We'll be launching later this month. msg me if you want the URL.
| 6:17 pm on Jan 7, 2005 (gmt 0)|
|But all that has been solved by rearchitecting our SE as a crawler rather than a meta search and indexing the full data for every job. |
Ah, lets me just get it right -- effectively you use other search engines to narrow choice of pages that you crawl yourself and then rank using your own algorithms?
| 7:19 am on Jan 8, 2005 (gmt 0)|
no. We have our own crawler that works the same way any other SE does. We got out and index everything we can find on a remote website while respecting robots.txt and search the index.

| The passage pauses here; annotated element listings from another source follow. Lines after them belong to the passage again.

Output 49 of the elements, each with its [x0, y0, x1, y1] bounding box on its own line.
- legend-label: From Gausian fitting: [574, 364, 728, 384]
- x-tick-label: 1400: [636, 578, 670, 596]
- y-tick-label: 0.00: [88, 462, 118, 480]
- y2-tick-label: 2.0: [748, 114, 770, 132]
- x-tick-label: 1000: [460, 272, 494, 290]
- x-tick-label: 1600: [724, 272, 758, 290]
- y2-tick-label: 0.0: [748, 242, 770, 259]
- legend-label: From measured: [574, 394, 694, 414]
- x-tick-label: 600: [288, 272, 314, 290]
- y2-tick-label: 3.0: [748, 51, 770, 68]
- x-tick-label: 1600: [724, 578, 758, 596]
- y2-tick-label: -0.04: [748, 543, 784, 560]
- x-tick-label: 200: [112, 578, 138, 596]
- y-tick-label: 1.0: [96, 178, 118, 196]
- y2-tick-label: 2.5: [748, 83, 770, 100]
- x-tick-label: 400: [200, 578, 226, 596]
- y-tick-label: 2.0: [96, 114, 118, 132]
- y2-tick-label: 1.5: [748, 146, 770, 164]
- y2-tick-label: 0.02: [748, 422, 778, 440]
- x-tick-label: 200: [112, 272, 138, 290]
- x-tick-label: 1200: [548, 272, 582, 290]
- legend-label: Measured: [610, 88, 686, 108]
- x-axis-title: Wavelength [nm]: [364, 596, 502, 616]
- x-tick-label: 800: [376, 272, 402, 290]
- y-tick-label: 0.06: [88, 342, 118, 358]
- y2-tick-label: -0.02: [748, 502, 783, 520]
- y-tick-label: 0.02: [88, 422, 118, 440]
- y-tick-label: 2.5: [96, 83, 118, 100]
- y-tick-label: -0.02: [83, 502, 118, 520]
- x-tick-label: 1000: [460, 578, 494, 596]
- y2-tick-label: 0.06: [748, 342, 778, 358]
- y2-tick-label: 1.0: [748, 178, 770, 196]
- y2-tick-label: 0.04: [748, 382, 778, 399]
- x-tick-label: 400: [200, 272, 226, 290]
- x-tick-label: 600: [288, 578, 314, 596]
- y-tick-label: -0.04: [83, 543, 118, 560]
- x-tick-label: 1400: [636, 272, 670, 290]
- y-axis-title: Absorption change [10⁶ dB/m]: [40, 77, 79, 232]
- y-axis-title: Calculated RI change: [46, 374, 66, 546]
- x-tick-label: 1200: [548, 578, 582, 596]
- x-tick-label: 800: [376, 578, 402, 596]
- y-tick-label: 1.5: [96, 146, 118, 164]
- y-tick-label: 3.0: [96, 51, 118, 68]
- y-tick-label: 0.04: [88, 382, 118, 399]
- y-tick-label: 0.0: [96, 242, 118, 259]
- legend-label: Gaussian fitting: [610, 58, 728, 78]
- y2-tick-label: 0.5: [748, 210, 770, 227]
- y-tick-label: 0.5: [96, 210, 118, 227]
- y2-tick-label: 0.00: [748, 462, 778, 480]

| 2:48 pm on Jan 8, 2005 (gmt 0)|
I've built two metasearch engines.
One in Java and the other in Python. The Java one is threaded and can be run on multiple servers. The Python one is simply a foundational class taken from the Java application as a proof of concept.
Anyway, you'll need the following:
a regex class
a class for each engine
a class to gather the results
a class to perform various algorithms on the results gathered
a class to display the results to the user
a lot of JSP and servlets to handle the above
You'll need to carefully consider timeouts on the various engines.
You'll need to consider how long your user must wait, and what will they do to adjust the wait.
Finally, you'll need to consider if you even want to do it. I'd like to go into detail about my background but I can't. Bottom line, virtually every search engine TOS says you can NOT metasearch their results. You will be BLOCKED. Google in particular will NOT allow you display their results ANYWHERE, unless you pay....and the fee is quite high. Bottom line, metasearch as we once knew it, is probably dead, if done 100% by the TOS. Most metasearch sites are not following the TOS of the various search engines, or else they are paying big bucks for permission.